On the conflicting evidence it was a question for the jury to determine the number of certificates issued and delivered and the amounts thereof. It accepted the statements of Daniel. With his statements in the record, as to the number of certificates that had been issued and delivered to him, it cannot be said there is no evidence showing that only the $500 certificate and six of the $100 certificates had been issued and delivered to him.
R.C. Thomas, superintendent of the coal company, on cross-examination, was asked if he reported the injury and claim of Daniel. His response was in the affirmative. *Page 767 Following the answer he was further asked if he had not written a letter in the first paragraph of which he had stated that Daniel was in the employment of the coal company continuously up to February 29, 1932. He answered that he had made the statement in the last sentence of the first paragraph, but that it was a mistake. He admitted that he had presented by the letter the claim of Daniel and did so after the policy was canceled. Neither the questions, nor the answers, were objected to. Thereafter he was asked if he had a carbon copy of the letter. He answered that he did have it. He was requested to read it to the jury. On an objection to this question it was not answered. On a recross-examination he was required to answer if in the last paragraph of the letter he had not stated that Daniel's disability occurred prior to January 1, 1932, and had requested benefits therefor for him. This question was objected to and the objection was overruled. That the question and the answer thereto were incompetent cannot be doubted, except to affect the credibility of the witness. In view of the fact that the, witness on original cross-examination had stated to the jury that he had made the statement in the letter, but that it was a mistake, based on his understanding at the time the letter was written, the admission of the later question objected to at the time it was propounded and the answer thereto, even though incompetent, in the circumstances, was a harmless error, not prejudicial to the substantial rights of the insurance company, authorizing a reversal. Civil Code of Practice, secs. 134 and 756, and annotations.

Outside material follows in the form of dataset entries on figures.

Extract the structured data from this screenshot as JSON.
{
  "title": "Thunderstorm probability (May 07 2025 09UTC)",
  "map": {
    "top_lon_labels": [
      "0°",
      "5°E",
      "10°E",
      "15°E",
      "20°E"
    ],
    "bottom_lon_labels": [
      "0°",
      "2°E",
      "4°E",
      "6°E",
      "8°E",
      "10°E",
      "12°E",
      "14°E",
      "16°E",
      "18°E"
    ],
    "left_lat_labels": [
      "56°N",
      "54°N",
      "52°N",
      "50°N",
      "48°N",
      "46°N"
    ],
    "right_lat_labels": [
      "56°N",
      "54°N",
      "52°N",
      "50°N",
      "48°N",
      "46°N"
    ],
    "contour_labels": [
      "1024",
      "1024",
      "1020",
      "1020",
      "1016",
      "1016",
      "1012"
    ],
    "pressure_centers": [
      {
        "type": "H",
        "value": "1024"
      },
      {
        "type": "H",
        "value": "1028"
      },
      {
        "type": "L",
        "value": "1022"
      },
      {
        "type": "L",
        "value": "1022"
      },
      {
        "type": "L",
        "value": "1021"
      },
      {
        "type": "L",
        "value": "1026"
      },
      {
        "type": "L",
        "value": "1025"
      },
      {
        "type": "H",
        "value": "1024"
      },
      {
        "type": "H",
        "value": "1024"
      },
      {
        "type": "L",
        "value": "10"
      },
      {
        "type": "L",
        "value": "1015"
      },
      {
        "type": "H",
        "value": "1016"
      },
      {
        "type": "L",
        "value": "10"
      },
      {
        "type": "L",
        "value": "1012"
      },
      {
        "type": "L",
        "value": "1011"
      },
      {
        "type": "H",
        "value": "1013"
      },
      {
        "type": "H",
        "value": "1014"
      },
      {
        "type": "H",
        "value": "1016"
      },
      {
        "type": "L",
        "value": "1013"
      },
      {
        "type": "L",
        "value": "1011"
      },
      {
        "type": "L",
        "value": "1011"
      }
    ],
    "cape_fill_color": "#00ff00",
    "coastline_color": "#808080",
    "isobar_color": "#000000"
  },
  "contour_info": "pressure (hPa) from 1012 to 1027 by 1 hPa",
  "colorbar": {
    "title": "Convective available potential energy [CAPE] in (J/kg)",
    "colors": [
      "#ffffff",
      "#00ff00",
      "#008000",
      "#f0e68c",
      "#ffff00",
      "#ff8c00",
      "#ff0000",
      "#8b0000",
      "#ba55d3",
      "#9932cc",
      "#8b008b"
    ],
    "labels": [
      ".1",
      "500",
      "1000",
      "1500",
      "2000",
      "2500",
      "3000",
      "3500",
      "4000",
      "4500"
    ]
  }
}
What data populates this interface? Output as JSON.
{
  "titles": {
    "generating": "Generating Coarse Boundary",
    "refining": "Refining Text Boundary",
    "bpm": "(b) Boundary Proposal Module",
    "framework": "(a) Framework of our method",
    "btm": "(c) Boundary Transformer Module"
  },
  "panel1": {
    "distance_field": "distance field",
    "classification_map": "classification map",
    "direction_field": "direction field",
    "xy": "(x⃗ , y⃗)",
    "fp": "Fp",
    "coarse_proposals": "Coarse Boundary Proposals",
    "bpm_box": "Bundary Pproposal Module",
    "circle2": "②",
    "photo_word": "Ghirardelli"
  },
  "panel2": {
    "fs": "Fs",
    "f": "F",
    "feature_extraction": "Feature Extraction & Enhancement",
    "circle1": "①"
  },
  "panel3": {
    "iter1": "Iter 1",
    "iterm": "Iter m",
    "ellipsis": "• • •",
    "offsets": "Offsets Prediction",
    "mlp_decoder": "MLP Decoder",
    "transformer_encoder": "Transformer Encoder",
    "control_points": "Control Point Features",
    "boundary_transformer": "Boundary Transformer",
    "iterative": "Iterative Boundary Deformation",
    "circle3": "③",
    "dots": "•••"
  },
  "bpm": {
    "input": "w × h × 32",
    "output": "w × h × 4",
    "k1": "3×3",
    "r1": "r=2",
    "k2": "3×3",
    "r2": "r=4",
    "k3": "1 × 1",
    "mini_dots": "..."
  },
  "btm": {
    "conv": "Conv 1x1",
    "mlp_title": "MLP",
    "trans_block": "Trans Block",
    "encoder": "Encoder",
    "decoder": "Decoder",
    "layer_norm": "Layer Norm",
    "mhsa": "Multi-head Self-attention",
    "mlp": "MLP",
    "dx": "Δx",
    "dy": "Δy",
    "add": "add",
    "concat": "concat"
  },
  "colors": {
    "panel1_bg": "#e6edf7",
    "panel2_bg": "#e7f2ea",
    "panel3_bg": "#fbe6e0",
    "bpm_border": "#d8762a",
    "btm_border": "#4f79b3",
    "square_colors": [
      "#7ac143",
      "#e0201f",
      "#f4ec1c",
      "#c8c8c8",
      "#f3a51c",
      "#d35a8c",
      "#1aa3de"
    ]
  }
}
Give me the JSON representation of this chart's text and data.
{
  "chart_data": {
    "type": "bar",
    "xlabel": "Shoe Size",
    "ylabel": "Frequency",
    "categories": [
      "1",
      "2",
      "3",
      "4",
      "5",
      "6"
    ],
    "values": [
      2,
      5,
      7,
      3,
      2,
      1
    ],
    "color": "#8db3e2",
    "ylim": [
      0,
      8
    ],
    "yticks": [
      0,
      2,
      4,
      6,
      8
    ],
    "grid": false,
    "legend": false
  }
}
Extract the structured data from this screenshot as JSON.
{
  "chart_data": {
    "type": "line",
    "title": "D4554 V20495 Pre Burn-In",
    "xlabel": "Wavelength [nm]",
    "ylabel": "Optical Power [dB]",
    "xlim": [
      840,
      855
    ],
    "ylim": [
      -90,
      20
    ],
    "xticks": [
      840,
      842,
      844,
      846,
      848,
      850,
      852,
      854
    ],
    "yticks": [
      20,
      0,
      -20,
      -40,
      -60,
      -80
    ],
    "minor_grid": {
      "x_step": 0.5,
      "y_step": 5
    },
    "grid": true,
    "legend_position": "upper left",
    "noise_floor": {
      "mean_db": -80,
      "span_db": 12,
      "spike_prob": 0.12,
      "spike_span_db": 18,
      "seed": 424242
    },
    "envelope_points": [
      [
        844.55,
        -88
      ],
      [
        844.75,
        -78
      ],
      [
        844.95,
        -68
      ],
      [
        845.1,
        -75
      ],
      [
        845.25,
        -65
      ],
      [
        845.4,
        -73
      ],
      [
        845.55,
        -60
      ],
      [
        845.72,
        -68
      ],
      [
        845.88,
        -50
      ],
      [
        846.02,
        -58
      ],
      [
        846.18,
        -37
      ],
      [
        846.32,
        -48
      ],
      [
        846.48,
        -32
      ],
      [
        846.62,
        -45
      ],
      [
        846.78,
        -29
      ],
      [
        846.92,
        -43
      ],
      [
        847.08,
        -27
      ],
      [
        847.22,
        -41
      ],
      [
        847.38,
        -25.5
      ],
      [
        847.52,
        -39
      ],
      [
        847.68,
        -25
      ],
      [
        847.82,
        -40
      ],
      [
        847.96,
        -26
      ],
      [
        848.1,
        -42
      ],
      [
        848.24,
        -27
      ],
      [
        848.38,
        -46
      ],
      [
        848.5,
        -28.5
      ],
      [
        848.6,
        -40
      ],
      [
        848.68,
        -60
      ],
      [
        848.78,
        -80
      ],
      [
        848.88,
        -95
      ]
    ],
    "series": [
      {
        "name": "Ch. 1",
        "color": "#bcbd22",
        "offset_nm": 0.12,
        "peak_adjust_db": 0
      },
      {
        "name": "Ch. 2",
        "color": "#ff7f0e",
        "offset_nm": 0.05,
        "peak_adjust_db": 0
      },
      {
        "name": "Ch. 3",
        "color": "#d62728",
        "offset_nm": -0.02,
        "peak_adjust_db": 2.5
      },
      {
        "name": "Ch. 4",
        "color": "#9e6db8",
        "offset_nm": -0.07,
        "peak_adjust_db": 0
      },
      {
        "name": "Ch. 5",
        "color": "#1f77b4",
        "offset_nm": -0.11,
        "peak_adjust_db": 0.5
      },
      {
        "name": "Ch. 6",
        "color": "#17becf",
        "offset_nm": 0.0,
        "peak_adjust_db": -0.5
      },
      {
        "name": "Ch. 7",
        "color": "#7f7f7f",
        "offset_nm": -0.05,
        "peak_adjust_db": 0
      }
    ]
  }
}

It is argued that Daniel's cause of action is based on the certificates of insurance and not on the group policy, and that on this ground a peremptory should have been given. We reviewed the identical question in Equitable Life Assurance Society of U.S. v. Branham,
"Failure of the appellant to present in the trial court its objections to the several actions being *Page 768 based on the certificates instead of the policy and its answer setting forth the policy and the filing of the same, were a waiver of the objections here and now presented."
These cases are conclusive in the present one as to question of the suing on the certificates instead of the policy.
Perceiving no error prejudicial in the substantial rights of the insurance company, the judgment is affirmed.